I didn't care much for the second intro video as the first one was high quality and had references to classic pieces of art and used them to tell the basic story of Death Note in about a minute. The second intro, for some reason, lacked all that fun stuff and featured L and Watari, who were gone (sadly) for the vast majority of the episodes with the 2nd intro. Coulda put some other characters in there. I don't see why they had the whole Watari sniper thing in there as I only remember him shooting once, and I think it was before the second intro even happened. Plus I really, really, really hated Mello and Near, so there's that.

I think no fighting game is friendly for beginners. You have to memorize the moves, which takes work. If not, it becomes a pointless random button mash, that you get tired of after 1 minute playing. I think that MK games (those mentioned above) are the easiest to get hang of actually, becouse of their simplicity - in GG i was attacked in the face with all this roman cancels, kill moves, three different bars, different ways to block etc. etc.
I think that Guilty Gear is more friendly for beginners when played against other beginners, as fighting games go. Each face button is an "attack" button, there are no "gimmick" buttons. There are also no arcane, unique-to-guilty gear fighting mechanics that you must know to play guilty gear. There's no "homing" mechanism like Arcana Heart, no "Persona" element like Persona 4 (making every character essentially Carl from BlazBlue...), or the whole tag-team element of MVC.

Guilty Gear also has an effective and easily-used Burst system. In MVC, for example, if you're hit into the infamous Sentinel aerial combo, you're screwed. In Guilty Gear, there's at least a chance of getting out of it. Just my feelings on the franchise as I found GG far easier to get into with my fighting game beginner friends than I did with Tekken and MVC, which were recommended by my fighting-game-expert friends.

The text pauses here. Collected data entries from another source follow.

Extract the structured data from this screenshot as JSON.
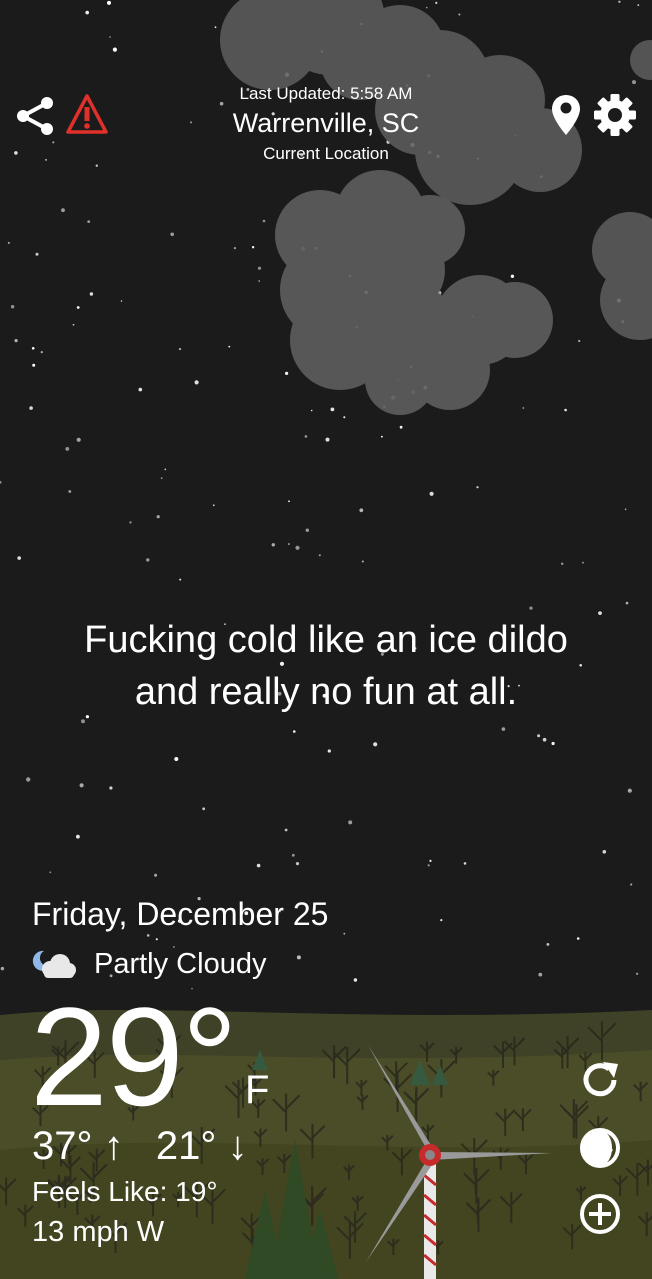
{
  "header": {
    "last_updated": "Last Updated: 5:58 AM",
    "city": "Warrenville, SC",
    "location_label": "Current Location"
  },
  "icons": {
    "share": "share-icon",
    "alert": "warning-triangle-icon",
    "location": "location-pin-icon",
    "settings": "gear-icon",
    "condition": "partly-cloudy-night-icon",
    "refresh": "refresh-icon",
    "moon": "moon-phase-icon",
    "add": "add-circle-icon"
  },
  "colors": {
    "sky": "#1b1b1b",
    "alert": "#e0302a",
    "hills": "#4a4c2a"
  },
  "quote": {
    "line1": "Fucking cold like an ice dildo",
    "line2": "and really no fun at all."
  },
  "weather": {
    "date": "Friday, December 25",
    "condition": "Partly Cloudy",
    "temperature": "29°",
    "unit": "F",
    "high": "37°",
    "high_arrow": "↑",
    "low": "21°",
    "low_arrow": "↓",
    "feels_like": "Feels Like: 19°",
    "wind": "13 mph W"
  }
}
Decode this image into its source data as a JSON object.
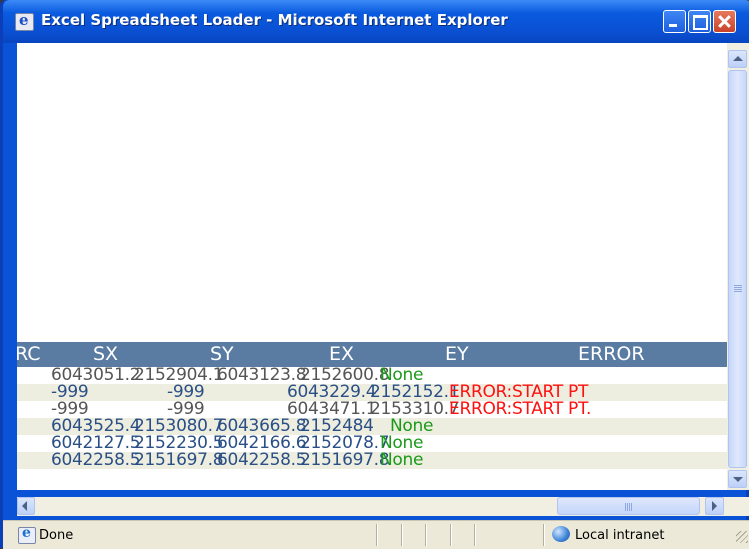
{
  "window": {
    "title": "Excel Spreadsheet Loader - Microsoft Internet Explorer"
  },
  "grid": {
    "columns": [
      "RC",
      "SX",
      "SY",
      "EX",
      "EY",
      "ERROR"
    ],
    "rows": [
      {
        "sx": "6043051.2",
        "sy": "2152904.1",
        "ex": "6043123.8",
        "ey": "2152600.8",
        "error": "None",
        "status": "ok"
      },
      {
        "sx": "-999",
        "sy": "-999",
        "ex": "6043229.4",
        "ey": "2152152.1",
        "error": "ERROR:START  PT",
        "status": "error"
      },
      {
        "sx": "-999",
        "sy": "-999",
        "ex": "6043471.1",
        "ey": "2153310.7",
        "error": "ERROR:START  PT.",
        "status": "error"
      },
      {
        "sx": "6043525.4",
        "sy": "2153080.7",
        "ex": "6043665.8",
        "ey": "2152484",
        "error": "None",
        "status": "ok"
      },
      {
        "sx": "6042127.5",
        "sy": "2152230.5",
        "ex": "6042166.6",
        "ey": "2152078.7",
        "error": "None",
        "status": "ok"
      },
      {
        "sx": "6042258.5",
        "sy": "2151697.8",
        "ex": "6042258.5",
        "ey": "2151697.8",
        "error": "None",
        "status": "ok"
      }
    ]
  },
  "statusbar": {
    "status_text": "Done",
    "zone_text": "Local intranet"
  },
  "colors": {
    "titlebar": "#0a5be0",
    "grid_header": "#5a7ca3",
    "ok_text": "#1a9a1a",
    "error_text": "#ff1010",
    "value_gray": "#555555",
    "value_blue": "#2a4f86"
  },
  "icons": [
    "ie-page-icon",
    "minimize-icon",
    "maximize-icon",
    "close-icon",
    "scroll-up-icon",
    "scroll-down-icon",
    "scroll-left-icon",
    "scroll-right-icon",
    "globe-zone-icon"
  ]
}
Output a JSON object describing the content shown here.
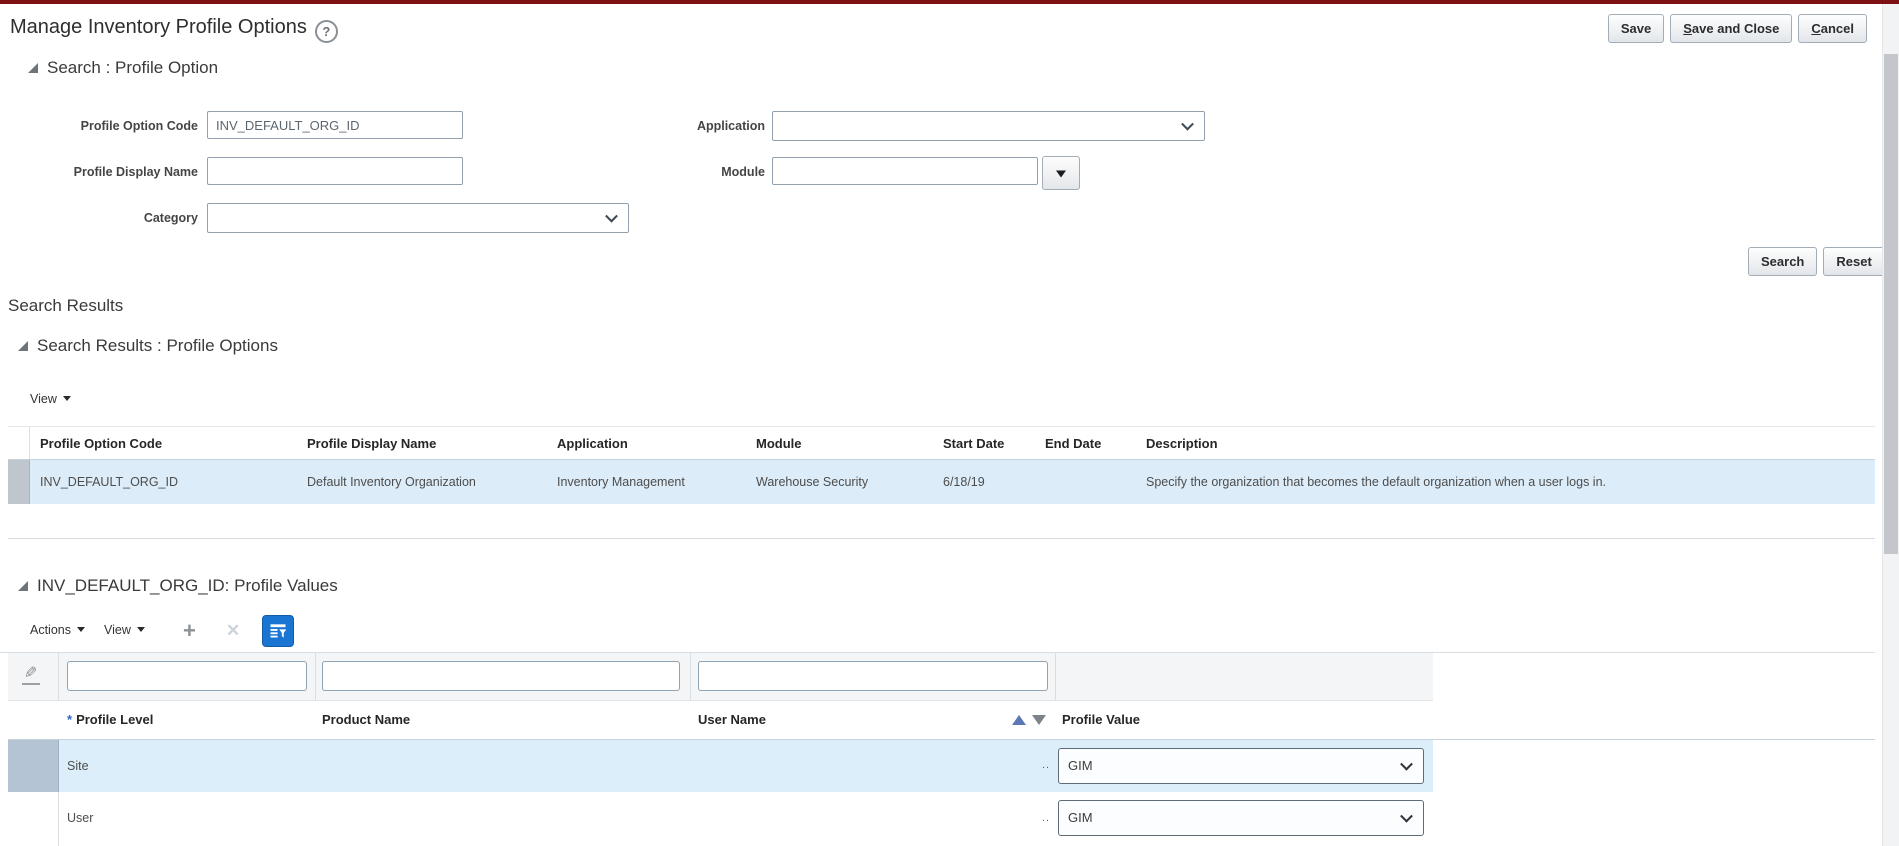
{
  "colors": {
    "top_bar": "#7c1013",
    "accent_blue": "#1a75d2",
    "selected_row": "#ddeefb",
    "selected_gutter": "#b5c4d4"
  },
  "header": {
    "title": "Manage Inventory Profile Options",
    "help_glyph": "?",
    "buttons": {
      "save": "Save",
      "save_and_close_u": "S",
      "save_and_close_rest": "ave and Close",
      "cancel_u": "C",
      "cancel_rest": "ancel"
    }
  },
  "search": {
    "heading": "Search : Profile Option",
    "profile_option_code_label": "Profile Option Code",
    "profile_option_code_value": "INV_DEFAULT_ORG_ID",
    "profile_display_name_label": "Profile Display Name",
    "profile_display_name_value": "",
    "category_label": "Category",
    "application_label": "Application",
    "module_label": "Module",
    "module_value": "",
    "search_button": "Search",
    "reset_button": "Reset"
  },
  "results": {
    "section_title": "Search Results",
    "heading": "Search Results : Profile Options",
    "view_label": "View",
    "columns": [
      "Profile Option Code",
      "Profile Display Name",
      "Application",
      "Module",
      "Start Date",
      "End Date",
      "Description"
    ],
    "row": {
      "profile_option_code": "INV_DEFAULT_ORG_ID",
      "profile_display_name": "Default Inventory Organization",
      "application": "Inventory Management",
      "module": "Warehouse Security",
      "start_date": "6/18/19",
      "end_date": "",
      "description": "Specify the organization that becomes the default organization when a user logs in."
    }
  },
  "profile_values": {
    "heading": "INV_DEFAULT_ORG_ID: Profile Values",
    "actions_label": "Actions",
    "view_label": "View",
    "required_marker": "*",
    "columns": {
      "profile_level": "Profile Level",
      "product_name": "Product Name",
      "user_name": "User Name",
      "profile_value": "Profile Value"
    },
    "filters": {
      "profile_level": "",
      "product_name": "",
      "user_name": ""
    },
    "ellipsis": "..",
    "rows": [
      {
        "profile_level": "Site",
        "profile_value": "GIM"
      },
      {
        "profile_level": "User",
        "profile_value": "GIM"
      }
    ]
  }
}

Guilty Gear has little provision for noobs combating other noobs who use zoning characters, but I don't know of any game that does. Arcana heart kinda does, but that requires learning the game's homing system. While Guilty Gear has characters with different move priorities, it seems much less brutally different than other games, like Arcana. In Arcana, if you're a slower, zoning character, you're pretty screwed unless you're very skilled if a high-priority melee character gets up close.
Now I know why Slayer is Slayer :P Didn't strike me, probably becouse I was never a fan of classic metal. I listen more to modern metal, especially it's heaviest extremes like Meshuggah or Dillinger Escape Plan. Still in GG it's all played in a very japanese fashion, much different from the Western source material.
To me, metal is all about high-level heavy guitar playing. Most modern metal seems to put that "on the backburner" in favor of screaming vocals and droning double bass drum action. As such, I thought the soundtrack of Season 1 of Metalocalypse was far better than the ones for seasons 2,3, & 4 ;)

While there are some homages to classic metal (and Queen) in the music in Guilty Gear, a lot of it really reminds me of Joe Satriani's work. For example, I can kinda see the similarities between the Ky Kiske theme "Holy Orders: Be Just or Be Dead" and Iron Maiden's "Be Quick or Be Dead", but it's not ultra-obvious. I've also heard that the song is supposed to be a musical homage to MegaDeth's "Holy Orders...The Punishment Due" but I don't really hear that one.